Le CCNE fait du « et en même temps »

par Rémy Mahoudeaux
jeudi 15 septembre 2022

L’avis n° 139 du CCNE est tombé1. Il donne son blanc-seing au législateur qui ouvrirait la voie à une aide active à mourir. C’est nouveau et contredit le précédent avis n° 121. Ce n’est pas à proprement parler une surprise, la servilité du comité ayant déjà été largement démontrée par le passé et commentée ici.

Avant toute chose, il convient de remercier ses membres qui n’ont pas souhaité approuver cette volte-face et ont émis un avis dissident. Ces personnes sont : Gilles Adda, Michel Badré, Sophie Crozier, Annabel Desgrées du Loû, Emmanuel Didier, Sylvie-Anne Goldberg, Marion Muller-Colard et Dominique Quinio. Merci, sincèrement merci à eux.

Et puis il faut remercier tout le CCNE pour la moitié de cet avis n° 139. Ses recommandations sur les soins palliatifs en jachère faute d’une politique volontariste semblent pertinentes et complètes. Les volets formation dans les facultés de médecine, recherche, interdisciplinarité, accompagnement, subsidiarité, évaluation périodique, sensibilisation des personnels concernés et de la population en général, la prévention du suicide sont abordés et il ne semble pas au béotien qui écrit ces lignes qu’il y ait des trous dans la raquette. Et surtout, cet avis insiste sur l’aspect impératif de cet effort demandé en matière de santé publique.

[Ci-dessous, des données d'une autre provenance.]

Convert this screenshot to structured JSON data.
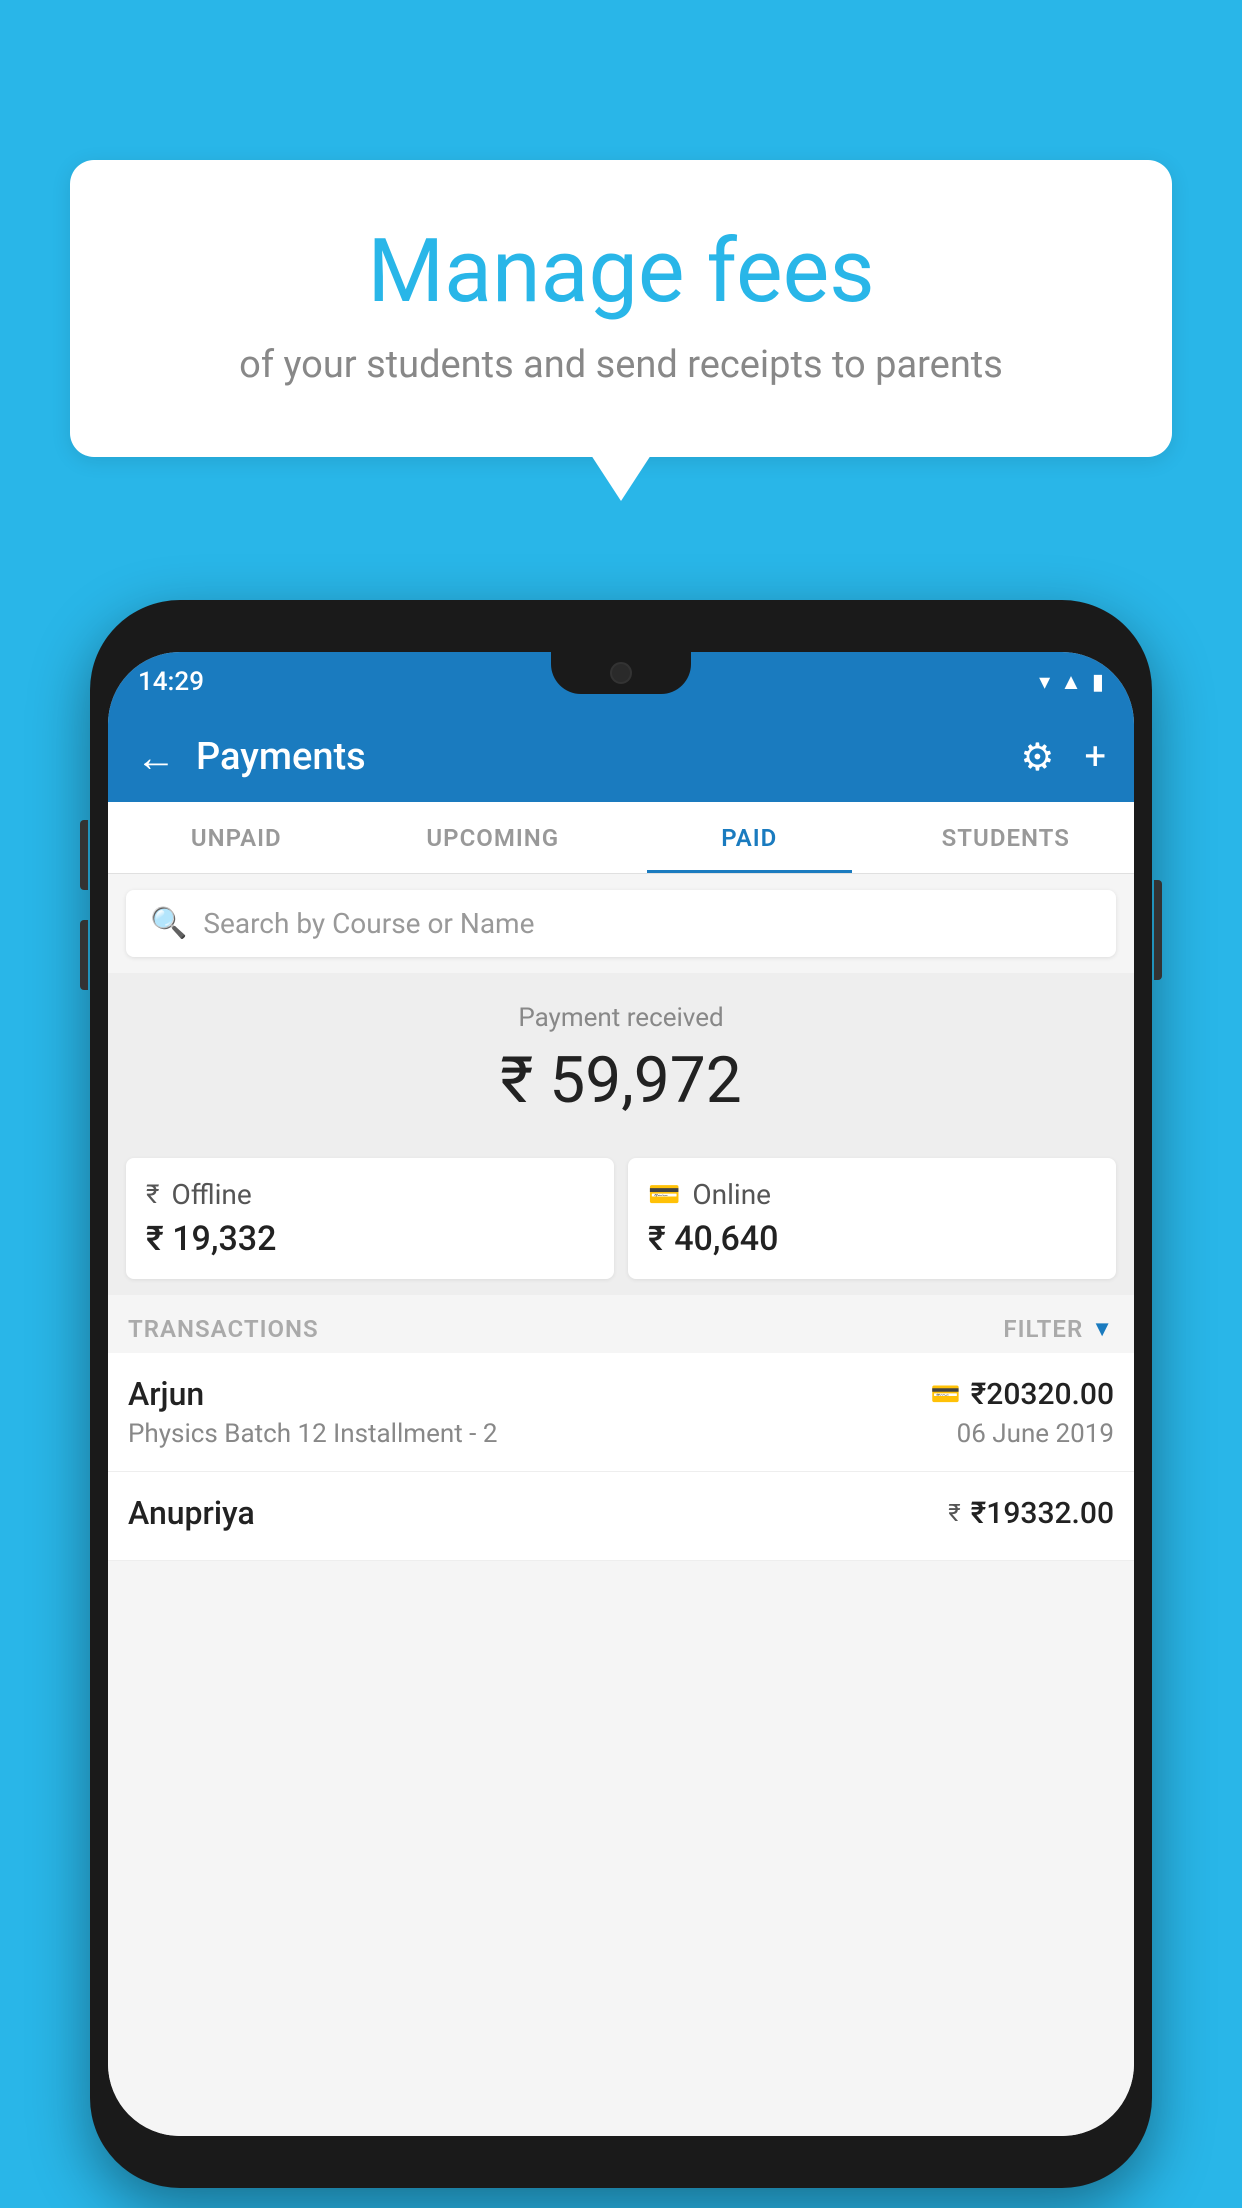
{
  "background_color": "#29b6e8",
  "speech_bubble": {
    "title": "Manage fees",
    "subtitle": "of your students and send receipts to parents"
  },
  "phone": {
    "status_bar": {
      "time": "14:29",
      "icons": [
        "wifi",
        "signal",
        "battery"
      ]
    },
    "app_bar": {
      "title": "Payments",
      "back_label": "←",
      "gear_label": "⚙",
      "plus_label": "+"
    },
    "tabs": [
      {
        "label": "UNPAID",
        "active": false
      },
      {
        "label": "UPCOMING",
        "active": false
      },
      {
        "label": "PAID",
        "active": true
      },
      {
        "label": "STUDENTS",
        "active": false
      }
    ],
    "search": {
      "placeholder": "Search by Course or Name"
    },
    "payment_received": {
      "label": "Payment received",
      "amount": "₹ 59,972"
    },
    "payment_cards": [
      {
        "type": "Offline",
        "amount": "₹ 19,332",
        "icon": "₹"
      },
      {
        "type": "Online",
        "amount": "₹ 40,640",
        "icon": "▬"
      }
    ],
    "transactions_label": "TRANSACTIONS",
    "filter_label": "FILTER",
    "transactions": [
      {
        "name": "Arjun",
        "course": "Physics Batch 12 Installment - 2",
        "amount": "₹20320.00",
        "date": "06 June 2019",
        "payment_type": "online"
      },
      {
        "name": "Anupriya",
        "course": "",
        "amount": "₹19332.00",
        "date": "",
        "payment_type": "offline"
      }
    ]
  }
}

Vu la déliquescence en cours du système de santé publique largement accompagnée par nos ministres intègres et leurs féaux fonctionnaires, il est possible d’émettre un doute raisonnable sur la volonté de l’état de se conformer à cette recommandation.

Mais c’est magique le Macronisme et son abracadabra infaillible, le fameux « Et en même temps ». Malgré ses précautions sémantiques bien présentes pour tenter d’éluder sa responsabilité, la prétendue autorité éthique justifie l’homicide avec un tour de passe-passe. L’assistance au suicide serait acceptable et ce serait inégalitaire de refuser à ceux qui ne peuvent pas pousser le piston de la seringue une mort anticipée. Sacro-sainte égalité, que de bêtise le législateur commet en ton nom ! Bien sûr, les barrières sont érigées par le vertueux CCNE : cadre strict, collégialité, liberté, pérennité de la demande, clause de conscience, etc. Elles tomberont, comme elles l’ont fait en Belgique. Il suffira de décider que la dépression, la trisomie, la pauvreté sont des maladies graves et parfois incurables et létales engendrant des souffrances réfractaires à tout traitement.

Petite question incidente sans doute due à ma curiosité malsaine : pourquoi les intervenants auditionnés par le groupe de travail ne sont pas personnellement identifiés quand ils viennent des Grande Loge Féminine de France, Grande Loge de France et Grand Orient de France ?

Le petit soldat CCNE a bien travaillé, il a ouvert la porte, les progressistes vont s’y engouffrer. Il nous faut tenter de la bloquer. Les jours où l’homme ne sera plus considéré qu’à l’aune de son utilité comme producteur, de sa solvabilité comme client, s’approchent. A nous de préserver le peu de dignité de l’homme qui nous reste, et les lambeaux de civilisation qui vont avec.